Why Is Proving and Scaling DevOps So Hard?
My team and I regularly meet with customers who ask the same question over and over, “how do we become successful with DevOps-at-scale?” This question is normally followed with a laundry list of “here is what we are doing around…” infrastructure automation, container pilots, continuous integration, test automation, cloud platforms, etc. The brief summary is concluded with comments about how difficult acceptance and adoption of these new tools and practices are. So why is DevOps so difficult to scale?
First off, DevOps is extremely pervasive. Success with DevOps will change or influence nearly every aspect of IT and even many parts of the business. Even setting a simple goal, like “deploy into production every 30 days”, touches software development, testing, operations, infrastructure management, databases, security, compliance, architecture, release management, project management, and more.
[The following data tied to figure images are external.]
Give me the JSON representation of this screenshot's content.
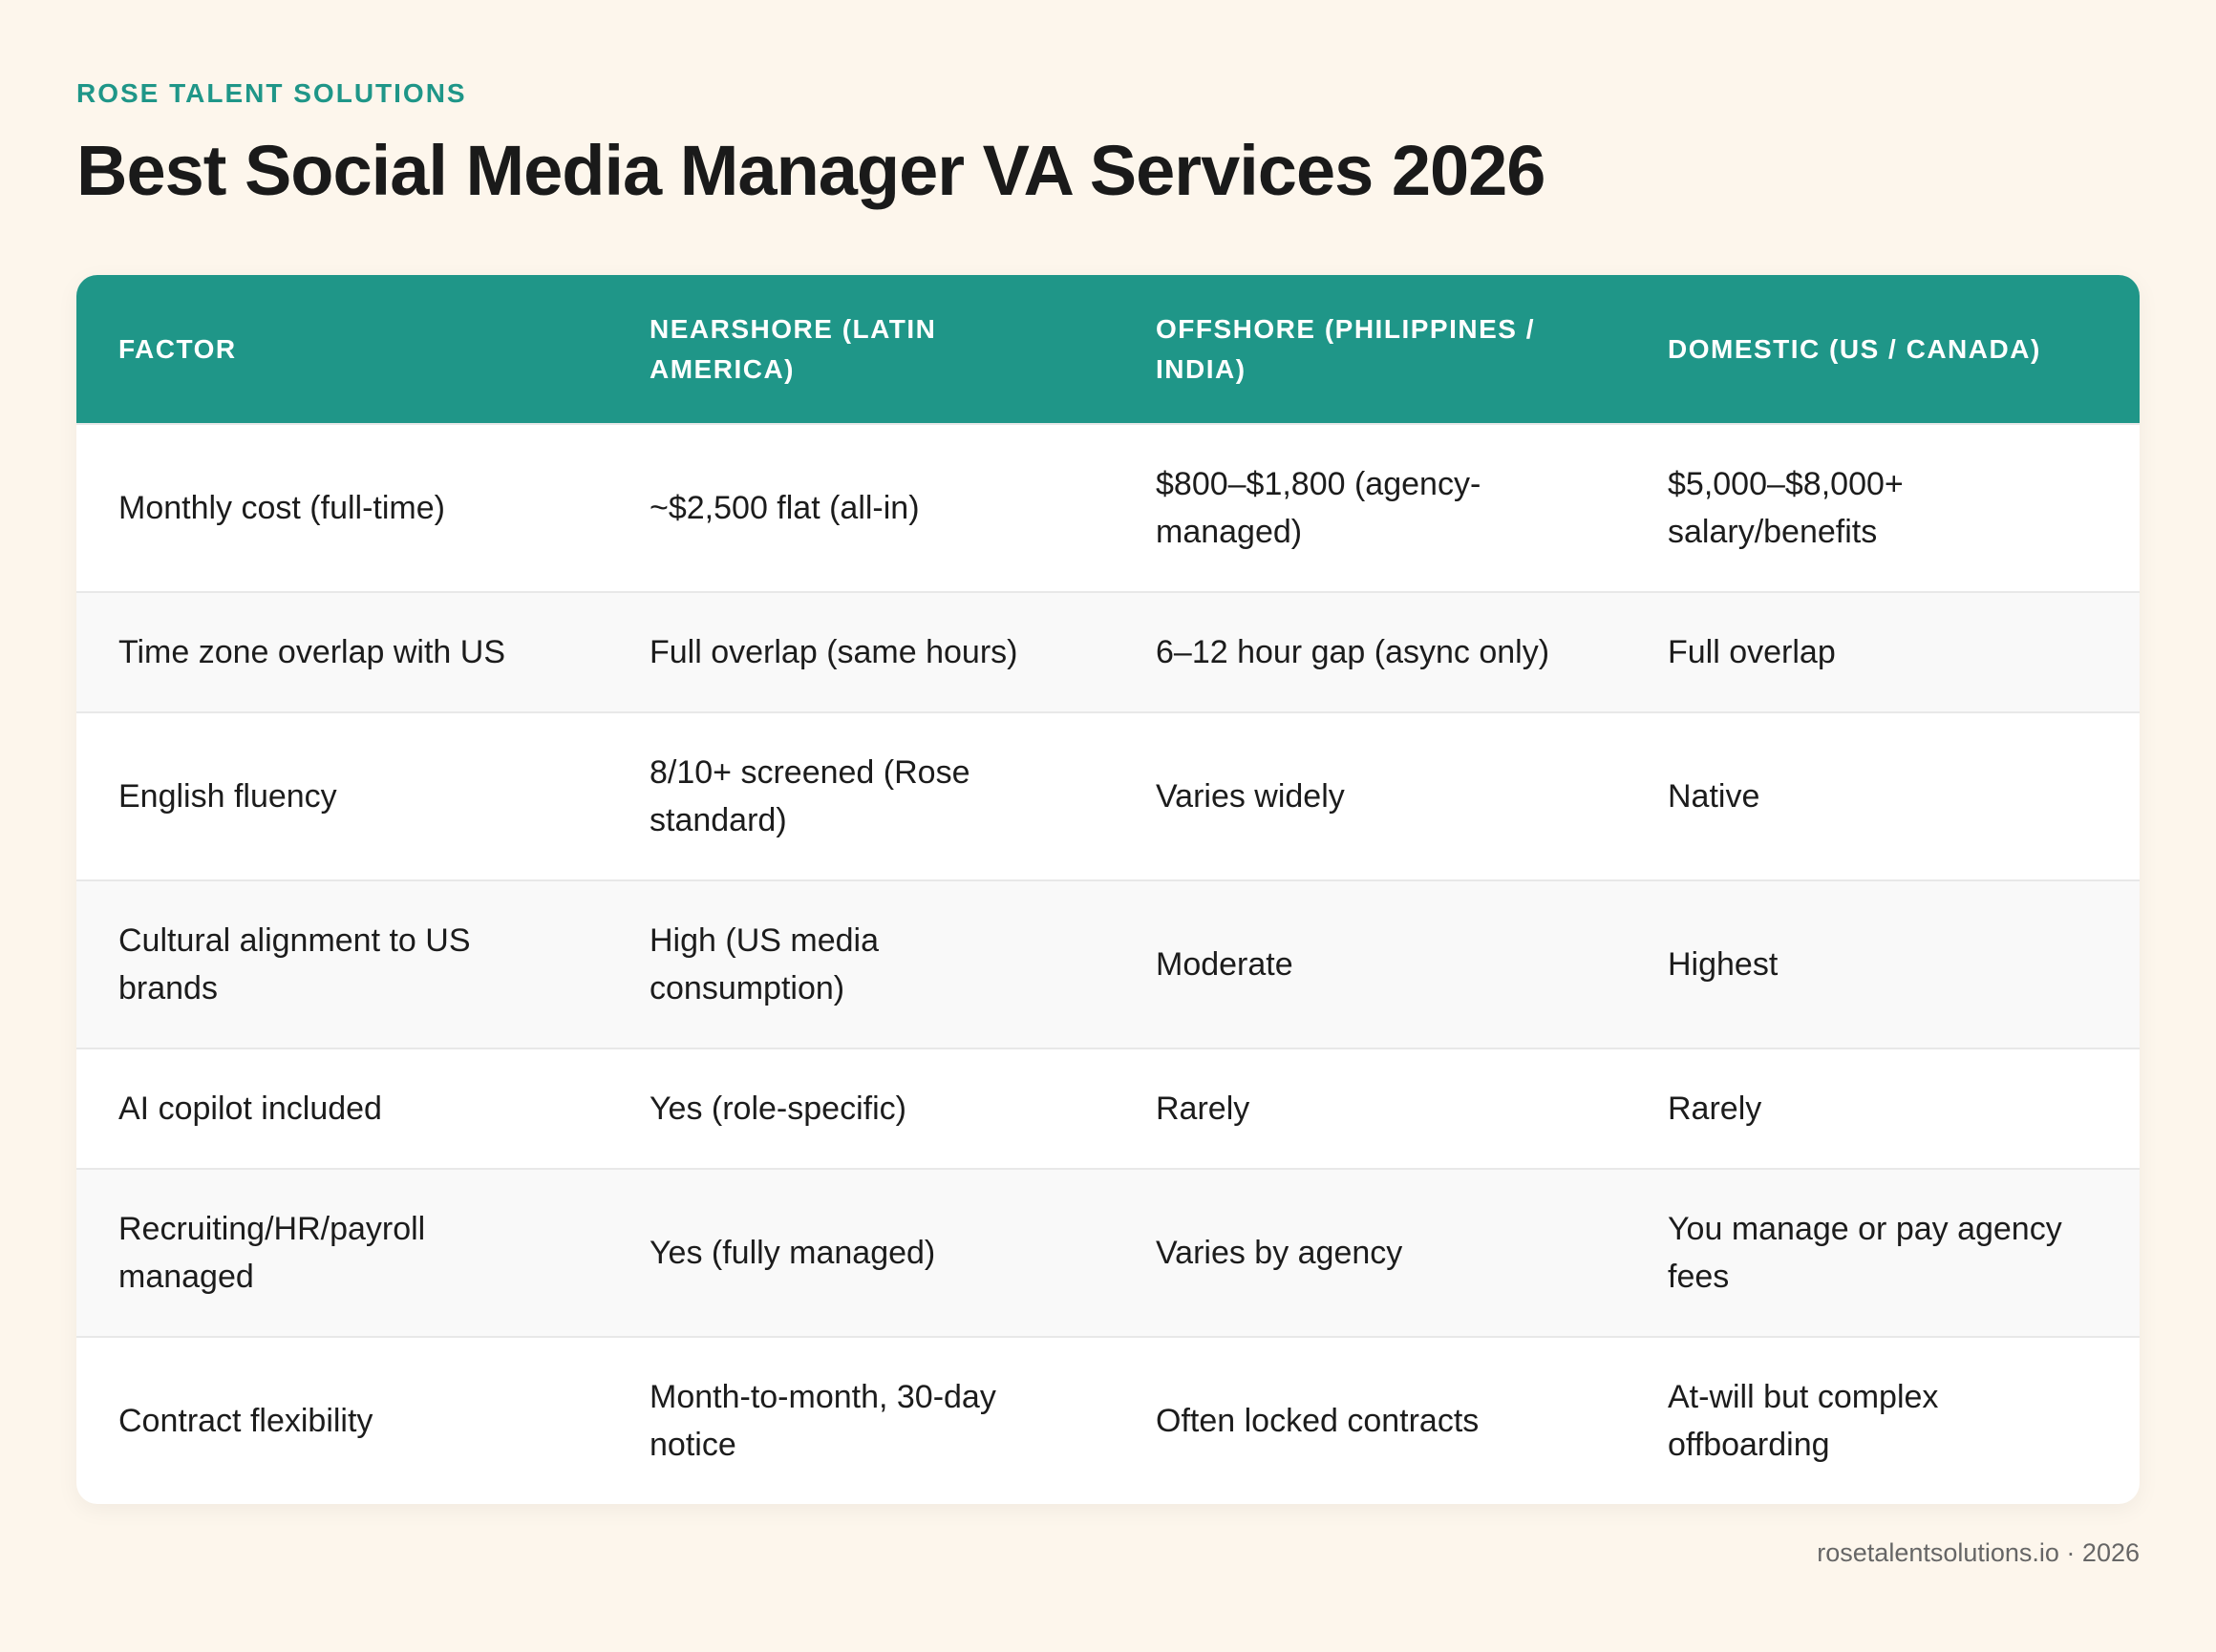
{
  "brand": "ROSE TALENT SOLUTIONS",
  "title": "Best Social Media Manager VA Services 2026",
  "table": {
    "headers": [
      "FACTOR",
      "NEARSHORE (LATIN AMERICA)",
      "OFFSHORE (PHILIPPINES / INDIA)",
      "DOMESTIC (US / CANADA)"
    ],
    "rows": [
      [
        "Monthly cost (full-time)",
        "~$2,500 flat (all-in)",
        "$800–$1,800 (agency-managed)",
        "$5,000–$8,000+ salary/benefits"
      ],
      [
        "Time zone overlap with US",
        "Full overlap (same hours)",
        "6–12 hour gap (async only)",
        "Full overlap"
      ],
      [
        "English fluency",
        "8/10+ screened (Rose standard)",
        "Varies widely",
        "Native"
      ],
      [
        "Cultural alignment to US brands",
        "High (US media consumption)",
        "Moderate",
        "Highest"
      ],
      [
        "AI copilot included",
        "Yes (role-specific)",
        "Rarely",
        "Rarely"
      ],
      [
        "Recruiting/HR/payroll managed",
        "Yes (fully managed)",
        "Varies by agency",
        "You manage or pay agency fees"
      ],
      [
        "Contract flexibility",
        "Month-to-month, 30-day notice",
        "Often locked contracts",
        "At-will but complex offboarding"
      ]
    ]
  },
  "footer": "rosetalentsolutions.io · 2026"
}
I believe that everyone “knows” that DevOps is big but until you can map out the end-to-end process and rationalize the associated stakeholder and SME community, getting acceptance and/or adoption of DevOps and Continuous Delivery will be impossible. Success will require the input, expertise, and support of this community. Don’t underestimate the complexity and size of your enterprise value stream; you will need their support to implement tools, set standards, and drive adoption at-scale. Tackle it iteratively and use early wins to generate momentum.
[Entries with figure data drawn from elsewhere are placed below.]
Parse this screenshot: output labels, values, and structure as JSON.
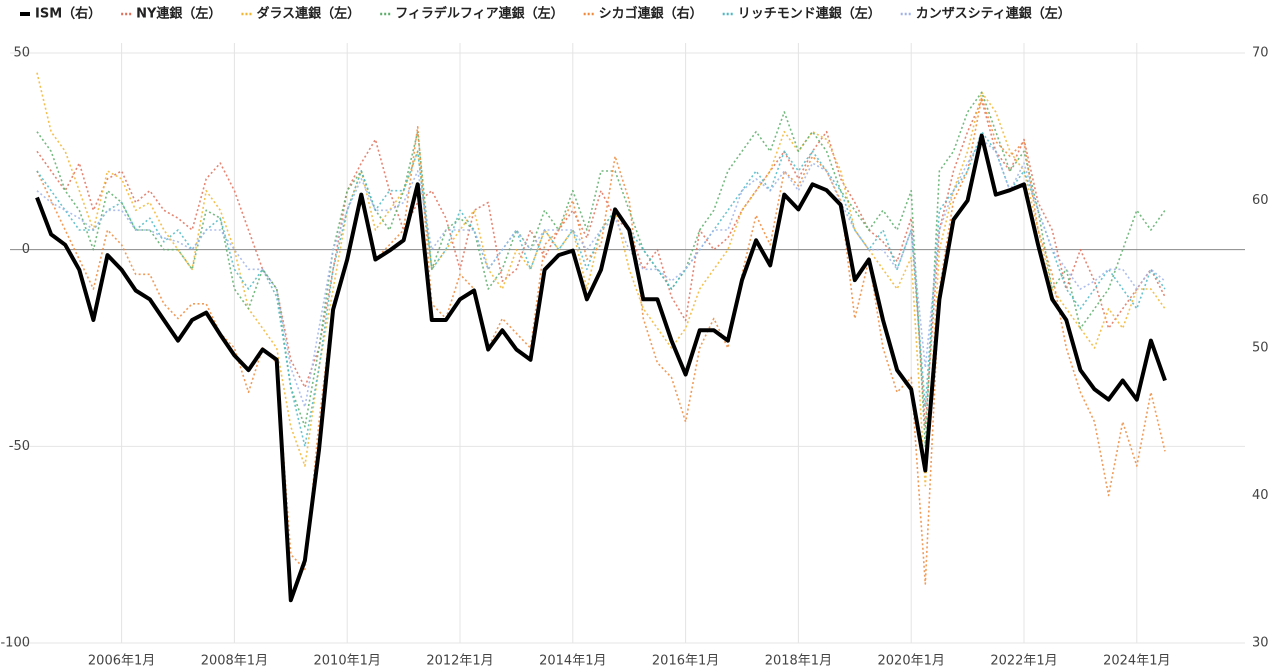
{
  "chart_data": {
    "type": "line",
    "categories": [
      null,
      null,
      null,
      null,
      null,
      null,
      "2006年1月",
      null,
      null,
      null,
      null,
      null,
      null,
      null,
      "2008年1月",
      null,
      null,
      null,
      null,
      null,
      null,
      null,
      "2010年1月",
      null,
      null,
      null,
      null,
      null,
      null,
      null,
      "2012年1月",
      null,
      null,
      null,
      null,
      null,
      null,
      null,
      "2014年1月",
      null,
      null,
      null,
      null,
      null,
      null,
      null,
      "2016年1月",
      null,
      null,
      null,
      null,
      null,
      null,
      null,
      "2018年1月",
      null,
      null,
      null,
      null,
      null,
      null,
      null,
      "2020年1月",
      null,
      null,
      null,
      null,
      null,
      null,
      null,
      "2022年1月",
      null,
      null,
      null,
      null,
      null,
      null,
      null,
      "2024年1月",
      null,
      null
    ],
    "ylim": [
      -100,
      50
    ],
    "yticks": [
      -100,
      -50,
      0,
      50
    ],
    "y2lim": [
      30,
      70
    ],
    "y2ticks": [
      30,
      40,
      50,
      60,
      70
    ],
    "grid": true,
    "legend": "top",
    "series": [
      {
        "name": "ISM（右）",
        "color": "#000000",
        "style": "solid",
        "axis": "y2",
        "values": [
          60.2,
          57.7,
          57.0,
          55.3,
          51.9,
          56.3,
          55.3,
          53.9,
          53.3,
          51.9,
          50.5,
          51.9,
          52.4,
          50.9,
          49.5,
          48.5,
          49.9,
          49.2,
          32.9,
          35.6,
          43.1,
          52.6,
          56.0,
          60.4,
          56.0,
          56.6,
          57.3,
          61.1,
          51.9,
          51.9,
          53.3,
          53.9,
          49.9,
          51.2,
          49.9,
          49.2,
          55.3,
          56.3,
          56.6,
          53.3,
          55.3,
          59.4,
          58.0,
          53.3,
          53.3,
          50.5,
          48.2,
          51.2,
          51.2,
          50.5,
          54.6,
          57.3,
          55.6,
          60.4,
          59.4,
          61.1,
          60.7,
          59.7,
          54.6,
          56.0,
          51.9,
          48.5,
          47.2,
          41.7,
          53.3,
          58.7,
          60.0,
          64.4,
          60.4,
          60.7,
          61.1,
          57.0,
          53.3,
          51.9,
          48.5,
          47.2,
          46.5,
          47.8,
          46.5,
          50.5,
          47.8
        ]
      },
      {
        "name": "NY連銀（左）",
        "color": "#e0705a",
        "style": "dotted",
        "values": [
          25,
          20,
          15,
          22,
          10,
          18,
          20,
          12,
          15,
          10,
          8,
          5,
          18,
          22,
          15,
          5,
          -5,
          -10,
          -28,
          -35,
          -25,
          -5,
          15,
          22,
          28,
          15,
          5,
          12,
          15,
          8,
          -5,
          10,
          12,
          -8,
          -5,
          5,
          -2,
          5,
          10,
          3,
          15,
          8,
          5,
          -5,
          0,
          -12,
          -18,
          5,
          0,
          3,
          10,
          15,
          20,
          25,
          18,
          25,
          30,
          18,
          12,
          5,
          2,
          -3,
          8,
          -45,
          5,
          20,
          30,
          38,
          25,
          20,
          28,
          12,
          5,
          -10,
          0,
          -8,
          -20,
          -15,
          -10,
          -5,
          -12
        ]
      },
      {
        "name": "ダラス連銀（左）",
        "color": "#f2b632",
        "style": "dotted",
        "values": [
          45,
          30,
          25,
          15,
          5,
          20,
          18,
          10,
          12,
          5,
          0,
          -5,
          15,
          10,
          0,
          -15,
          -20,
          -25,
          -45,
          -55,
          -30,
          -10,
          10,
          20,
          5,
          10,
          15,
          25,
          -5,
          0,
          5,
          10,
          -5,
          -10,
          0,
          -5,
          5,
          0,
          5,
          -10,
          5,
          10,
          -5,
          -15,
          -20,
          -25,
          -20,
          -10,
          -5,
          0,
          10,
          15,
          20,
          30,
          25,
          30,
          28,
          20,
          5,
          0,
          -5,
          -10,
          -2,
          -60,
          0,
          15,
          25,
          40,
          35,
          25,
          20,
          5,
          -10,
          -15,
          -20,
          -25,
          -15,
          -20,
          -10,
          -10,
          -15
        ]
      },
      {
        "name": "フィラデルフィア連銀（左）",
        "color": "#5cae6a",
        "style": "dotted",
        "values": [
          30,
          25,
          15,
          10,
          0,
          15,
          12,
          5,
          5,
          0,
          0,
          -5,
          10,
          8,
          -10,
          -15,
          -5,
          -10,
          -35,
          -45,
          -25,
          0,
          15,
          20,
          10,
          5,
          15,
          30,
          -5,
          5,
          8,
          5,
          -10,
          -5,
          5,
          0,
          10,
          5,
          15,
          5,
          20,
          20,
          10,
          0,
          -5,
          -10,
          -5,
          5,
          10,
          20,
          25,
          30,
          25,
          35,
          25,
          30,
          25,
          15,
          10,
          5,
          10,
          5,
          15,
          -50,
          20,
          25,
          35,
          40,
          30,
          20,
          25,
          10,
          -10,
          -5,
          -20,
          -15,
          -10,
          0,
          10,
          5,
          10
        ]
      },
      {
        "name": "シカゴ連銀（右）",
        "color": "#ef8a3c",
        "style": "dotted",
        "axis": "y2",
        "values": [
          62,
          60,
          58,
          56,
          54,
          58,
          57,
          55,
          55,
          53,
          52,
          53,
          53,
          51,
          50,
          47,
          50,
          49,
          36,
          35,
          45,
          53,
          56,
          60,
          56,
          57,
          58,
          65,
          53,
          52,
          55,
          54,
          50,
          52,
          51,
          50,
          57,
          58,
          60,
          56,
          57,
          63,
          60,
          52,
          49,
          48,
          45,
          50,
          52,
          50,
          55,
          59,
          57,
          62,
          61,
          63,
          62,
          60,
          52,
          56,
          50,
          47,
          48,
          34,
          54,
          60,
          62,
          67,
          64,
          63,
          64,
          58,
          55,
          50,
          47,
          45,
          40,
          45,
          42,
          47,
          43
        ]
      },
      {
        "name": "リッチモンド連銀（左）",
        "color": "#4cb8c4",
        "style": "dotted",
        "values": [
          20,
          15,
          10,
          5,
          5,
          10,
          12,
          5,
          8,
          2,
          5,
          0,
          5,
          8,
          -5,
          -10,
          -5,
          -12,
          -35,
          -50,
          -30,
          -5,
          10,
          20,
          10,
          15,
          15,
          25,
          -5,
          0,
          10,
          5,
          -5,
          0,
          5,
          -5,
          5,
          0,
          5,
          -5,
          5,
          10,
          5,
          0,
          -5,
          -10,
          -5,
          0,
          5,
          10,
          15,
          20,
          15,
          25,
          20,
          25,
          20,
          15,
          5,
          0,
          5,
          -5,
          5,
          -40,
          10,
          15,
          20,
          30,
          25,
          15,
          20,
          10,
          0,
          -10,
          -15,
          -10,
          -5,
          -10,
          -15,
          -5,
          -10
        ]
      },
      {
        "name": "カンザスシティ連銀（左）",
        "color": "#9fb3ea",
        "style": "dotted",
        "values": [
          15,
          12,
          10,
          8,
          5,
          10,
          10,
          5,
          5,
          3,
          2,
          0,
          5,
          5,
          0,
          -5,
          -5,
          -10,
          -30,
          -40,
          -20,
          0,
          10,
          18,
          10,
          10,
          12,
          20,
          0,
          5,
          5,
          5,
          -5,
          0,
          5,
          0,
          5,
          5,
          5,
          0,
          5,
          8,
          0,
          -5,
          -5,
          -8,
          -5,
          0,
          5,
          5,
          15,
          18,
          15,
          20,
          15,
          22,
          20,
          12,
          5,
          0,
          0,
          -5,
          5,
          -30,
          5,
          15,
          22,
          28,
          25,
          15,
          22,
          10,
          0,
          -5,
          -10,
          -8,
          -5,
          -5,
          -10,
          -5,
          -8
        ]
      }
    ]
  }
}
For those just starting DevOps, many will attest to how difficult it is to “get moving” or “continue moving”. The second impediment to DevOps-at-Scale is organizational inertia, or the tendency of an object to keep moving in a straight line at a constant velocity. Human systems naturally gravitate towards stasis, or steady state, because it take less energy and requires less thinking – this is the inertia. DevOps confronts both the status quo and this natural tendency by constantly challenging how you budget, plan, manage, execute, and organize around work. It does this by regularly introducing new tools, practices, and processes design to continuously improve and optimize the deployment value stream. This new “norm” is especially difficult for team members that are comfortable-enough with status-quo and even more difficult for those that feel threatened by change. This is commonly referred to as “changing culture”. Be realistic about pace and be ready to act knowing that more than 80% of your organization is skeptical of success and 10% of those skeptics will outwardly defy change. Use coaches, collaborative design sessions, internal champions, and executive support to encourage participation and ownership in the end state. This will help built momentum.
Lastly, have a vision. It is much easier to build momentum when there is a common, shared vision of where you are going. Too many customers substitute a tactical list of to do items for vision. This makes it extremely difficult to connect the parts, define shared expectations, and understand the value. All “to do” items should be mapped to a targeted near-term objective; each objective should be mapped to one or more organizational processes; each process is linked to annual IT goals that are then connected to enterprise strategy. Without this enterprise lens, it is difficult to map and measure impact to enterprise success or to prioritize tactical projects based on impact. If you cannot demonstrate the relevance of DevOps to the bottom line, it will be difficult if not impossible to get funding and support.
Scaling DevOps, like all organizational change, is a difficult and often slow process. By acknowledging the common challenges outlined above and creating a unified vision of success, you will be well on your way to unlocking the potential of DevOps in your Enterprise.